Donc notre philosophie c’est le diagnostic rétrospectif pour lequel on a une grande latitude d’interprétation : il faudrait qu’on ait une jurisprudence, c'est-à-dire comment nous mettre d’accord entre nous pour conclure à peu près de la même façon dans les mêmes cas de figure. Et c’est là que ça devient très difficile...

 

 Ce qu’il faut bien comprendre, c’est que la plupart des malades mentaux qui tuent, le font dans un moment où ils cherchent à sauver leur peau. C’est à dire qu’un schizophrène qui poignarde sa mère en s’emparant d’un couteau dans la cuisine, d’un geste matricide, c’est parce que sa mère se transforme en sorcière, qu’elle va le dévorer ou commettre l’inceste, ou qu’elle va le faire retourner au vide originaire… C’est des représentations folles qui fait que le sujet n’a pas d’autres issue que de se sauver en tuant l’autre. Le persécuté qui tue son persécuteur, c’est parce qu’il cherche à échapper à une angoisse indicible et à une fin programmée. Dans ce type d'affaire, normalement on doit conclure à l’abolition du discernement.

Mais ce n’est pas toujours comme le cas. Un schizophrène peut très commettre d’autres types d’infractions, dans d’autres contextes. Donc j’ai l’habitude de dire que les passages à l’acte médicaux légaux des schizophrènes sont des sursauts de survie au bord du gouffre. Il est là, il est acculé en quelque sorte, il ne peut pas faire autrement, il ne risque même pas la mort, ce n’est pas ça, il risque la dissolution psychique, il risque l’inexistence.

 

Vous voyez que ce texte de l'article 122 – 1 du code pénal peut s’interpréter de façon extensive ou de façon restrictive.  Ce qui est très critiquable, c’est que quand ces situations exceptionnelles se présentent, ne pas conclure à l'irresponsabilité : il y a de grands schizophrènes en prison … il y a en effet beaucoup plus de schizophrènes dans les prisons que dans la population générale.
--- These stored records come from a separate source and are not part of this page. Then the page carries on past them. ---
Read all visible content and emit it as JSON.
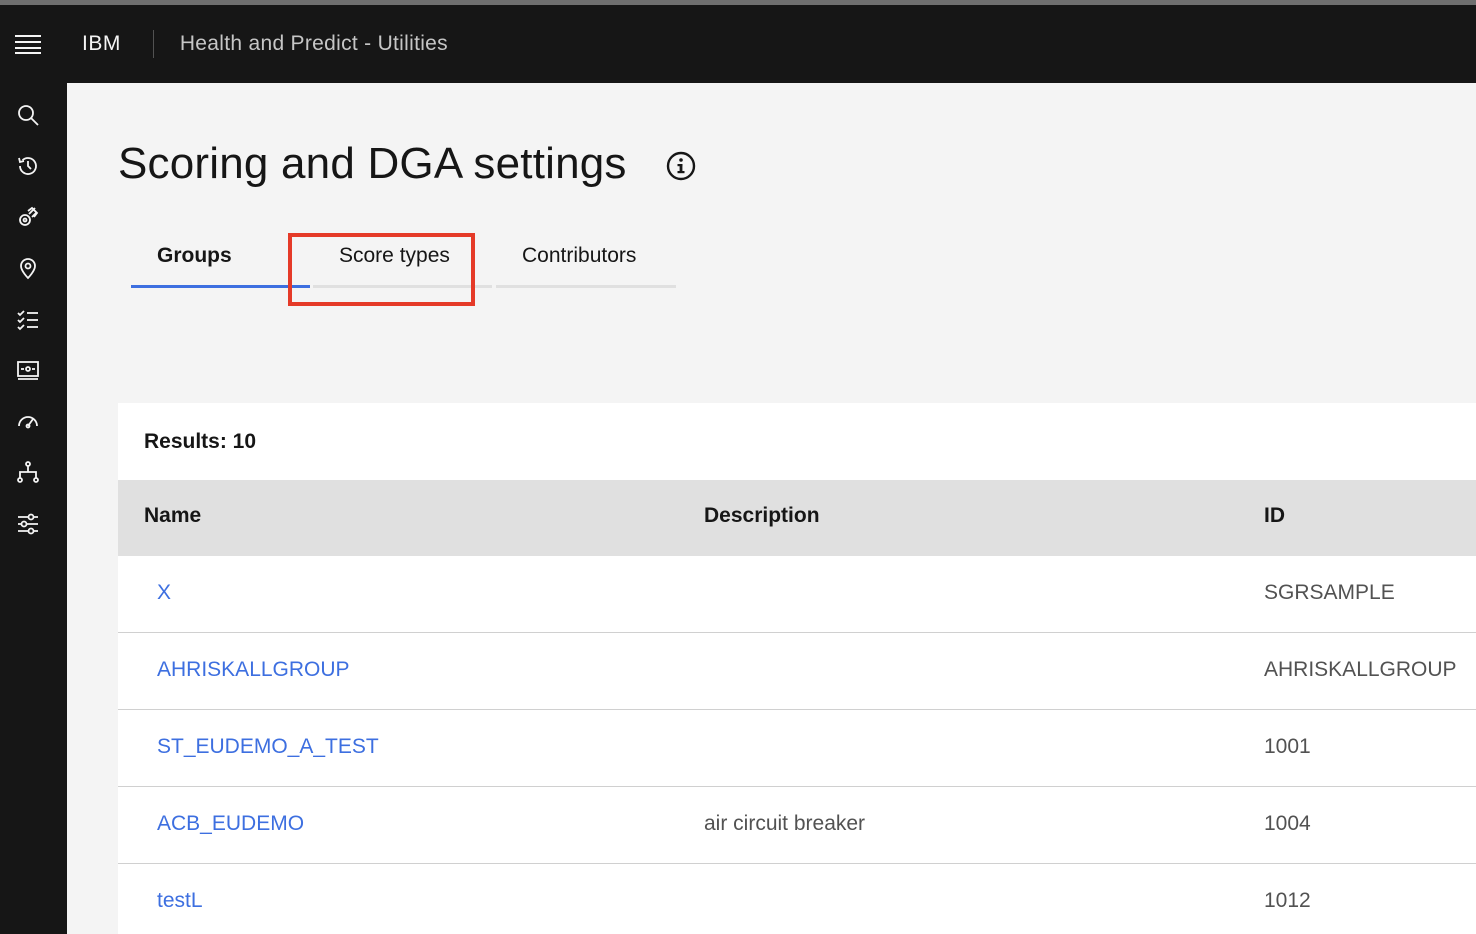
{
  "header": {
    "brand": "IBM",
    "product": "Health and Predict - Utilities"
  },
  "sidenav": {
    "items": [
      {
        "icon": "search-icon"
      },
      {
        "icon": "history-icon"
      },
      {
        "icon": "satellite-icon"
      },
      {
        "icon": "location-icon"
      },
      {
        "icon": "checklist-icon"
      },
      {
        "icon": "dashboard-icon"
      },
      {
        "icon": "meter-icon"
      },
      {
        "icon": "hierarchy-icon"
      },
      {
        "icon": "sliders-icon"
      }
    ]
  },
  "page": {
    "title": "Scoring and DGA settings"
  },
  "tabs": [
    {
      "label": "Groups",
      "active": true
    },
    {
      "label": "Score types",
      "active": false
    },
    {
      "label": "Contributors",
      "active": false
    }
  ],
  "table": {
    "results": "Results: 10",
    "columns": [
      "Name",
      "Description",
      "ID"
    ],
    "rows": [
      {
        "name": "X",
        "description": "",
        "id": "SGRSAMPLE"
      },
      {
        "name": "AHRISKALLGROUP",
        "description": "",
        "id": "AHRISKALLGROUP"
      },
      {
        "name": "ST_EUDEMO_A_TEST",
        "description": "",
        "id": "1001"
      },
      {
        "name": "ACB_EUDEMO",
        "description": "air circuit breaker",
        "id": "1004"
      },
      {
        "name": "testL",
        "description": "",
        "id": "1012"
      }
    ]
  },
  "colors": {
    "header_bg": "#161616",
    "accent": "#3d6fe0",
    "highlight": "#e53a28"
  }
}
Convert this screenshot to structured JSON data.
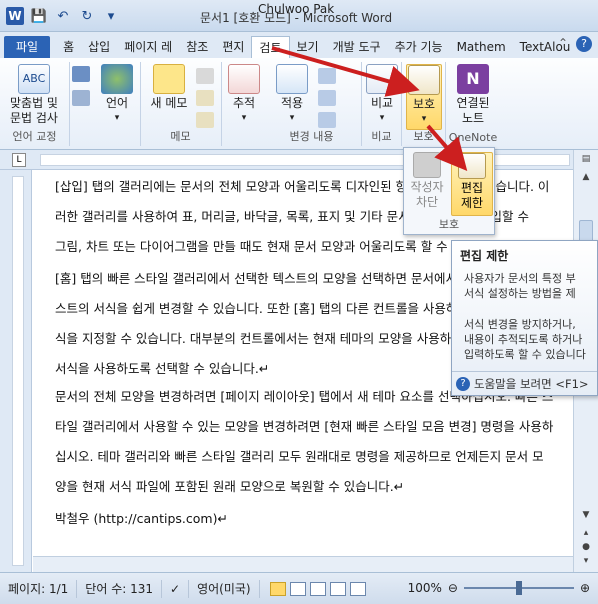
{
  "window": {
    "title": "문서1 [호환 모드] - Microsoft Word",
    "author": "Chulwoo Pak"
  },
  "qat": {
    "icons": [
      "word-logo-icon",
      "save-icon",
      "undo-icon",
      "redo-icon",
      "customize-icon"
    ]
  },
  "tabs": {
    "file": "파일",
    "items": [
      "홈",
      "삽입",
      "페이지 레",
      "참조",
      "편지",
      "검토",
      "보기",
      "개발 도구",
      "추가 기능",
      "Mathem",
      "TextAlou"
    ],
    "active_index": 5
  },
  "ribbon": {
    "proofing": {
      "label": "언어 교정",
      "spelling": "맞춤법 및\n문법 검사"
    },
    "language": {
      "label": "언어"
    },
    "comments": {
      "label": "메모",
      "new_comment": "새 메모"
    },
    "tracking": {
      "label": "변경 내용",
      "track": "추적",
      "accept": "적용"
    },
    "compare": {
      "label": "비교",
      "compare": "비교"
    },
    "protect": {
      "label": "보호",
      "protect": "보호"
    },
    "onenote": {
      "label": "OneNote",
      "linked_notes": "연결된\n노트"
    }
  },
  "protect_popup": {
    "block_authors": "작성자\n차단",
    "restrict_editing": "편집\n제한",
    "label": "보호"
  },
  "tooltip": {
    "title": "편집 제한",
    "line1": "사용자가 문서의 특정 부",
    "line2": "서식 설정하는 방법을 제",
    "line3": "서식 변경을 방지하거나,",
    "line4": "내용이 추적되도록 하거나",
    "line5": "입력하도록 할 수 있습니다",
    "help": "도움말을 보려면 <F1>"
  },
  "document": {
    "p1": [
      "[삽입] 탭의 갤러리에는 문서의 전체 모양과 어울리도록 디자인된 항목이 포함되어 있습니다. 이",
      "러한 갤러리를 사용하여 표, 머리글, 바닥글, 목록, 표지 및 기타 문서 구성 요소를 삽입할 수",
      "그림, 차트 또는 다이어그램을 만들 때도 현재 문서 모양과 어울리도록 할 수 있습니다."
    ],
    "p2": [
      "[홈] 탭의 빠른 스타일 갤러리에서 선택한 텍스트의 모양을 선택하면 문서에서 선택한 텍",
      "스트의 서식을 쉽게 변경할 수 있습니다. 또한 [홈] 탭의 다른 컨트롤을 사용하여 텍스트의 서",
      "식을 지정할 수 있습니다. 대부분의 컨트롤에서는 현재 테마의 모양을 사용하거나 직접 지정한",
      "서식을 사용하도록 선택할 수 있습니다.↵"
    ],
    "p3": [
      "문서의 전체 모양을 변경하려면 [페이지 레이아웃] 탭에서 새 테마 요소를 선택하십시오. 빠른 스",
      "타일 갤러리에서 사용할 수 있는 모양을 변경하려면 [현재 빠른 스타일 모음 변경] 명령을 사용하",
      "십시오. 테마 갤러리와 빠른 스타일 갤러리 모두 원래대로 명령을 제공하므로 언제든지 문서 모",
      "양을 현재 서식 파일에 포함된 원래 모양으로 복원할 수 있습니다.↵"
    ],
    "signature": "박철우 (http://cantips.com)↵"
  },
  "status": {
    "page": "페이지: 1/1",
    "words": "단어 수: 131",
    "lang": "영어(미국)",
    "zoom": "100%",
    "zoom_level": 100
  },
  "colors": {
    "accent": "#2b63b5",
    "arrow": "#cc1f1f"
  }
}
Mais par contre, une conception trop extensive me semble abusive.....

 

Pour vous donner des exemples, ce n’est pas parce qu’on est devant un cas de schizophrènie qu’on va conclure à l’abolition du discernement. Par exemple j’ai été expert d’un patient qui a poussé un homme sous le RER. La question du diagnostic ne se pose pas, c’est un schizophrène, il est suivi, il a un dossier gros comme ça. Qu’est ce qui s’est passé au moment des faits ? Quand on l’interroge, il était ivre, il était en rupture de soins, il était dans une espèce d’errance pleine de ressentiment à l’égard de la société, et il n’aimait pas les pakistanais et les indiens parce que il s’était fait agresser un jour par un pakistanais. Là il voit un pakistanais, il le pousse sous le RER. Là, mon « sursaut de survie au bord du gouffre », ça ne marche pas. Il ne défendait pas sa peau, il agissait sa haine, ce qui n’est pas quand même la même chose, il agissait une haine non délirante.....

 

Un autre cas, c’est un homme qui suit des jeunes femmes, qui attend qu’elles composent le code d’entrée de leur immeuble, qui les pousse, toujours avec le même mode opératoire, il y a eu cinq ou six viols, et avec un couteau. Ce garçon est suivi par un secteur psychiatrique parisien, on peut discuter du diagnostic, mais en tout cas il est psychotique. La première chose qu’il dit aux experts, c’est « ce sont les voix qui m’ont dit de faire ça ». Évidemment ça n’est pas du tout crédible, les hallucinations psychotiques elles commandent de se défendre, elles commandent éventuellement de tuer, elles donnent des ordres, mais les voix ne commandent pas de tirer un coup, ça ne s’est jamais vu. Cliniquement, dans notre culture, les voix ne commandent pas d’agresser une femme. Donc, qu’il soit schizophrène, je veux bien, mais les actes répétés qu’il a commis avec le même mode opératoire, font qu’on ne peut pas estimer que seule la maladie rende compte de ces passages à l’acte. Donc, nous n’avons pas conclu à l’abolition du discernement.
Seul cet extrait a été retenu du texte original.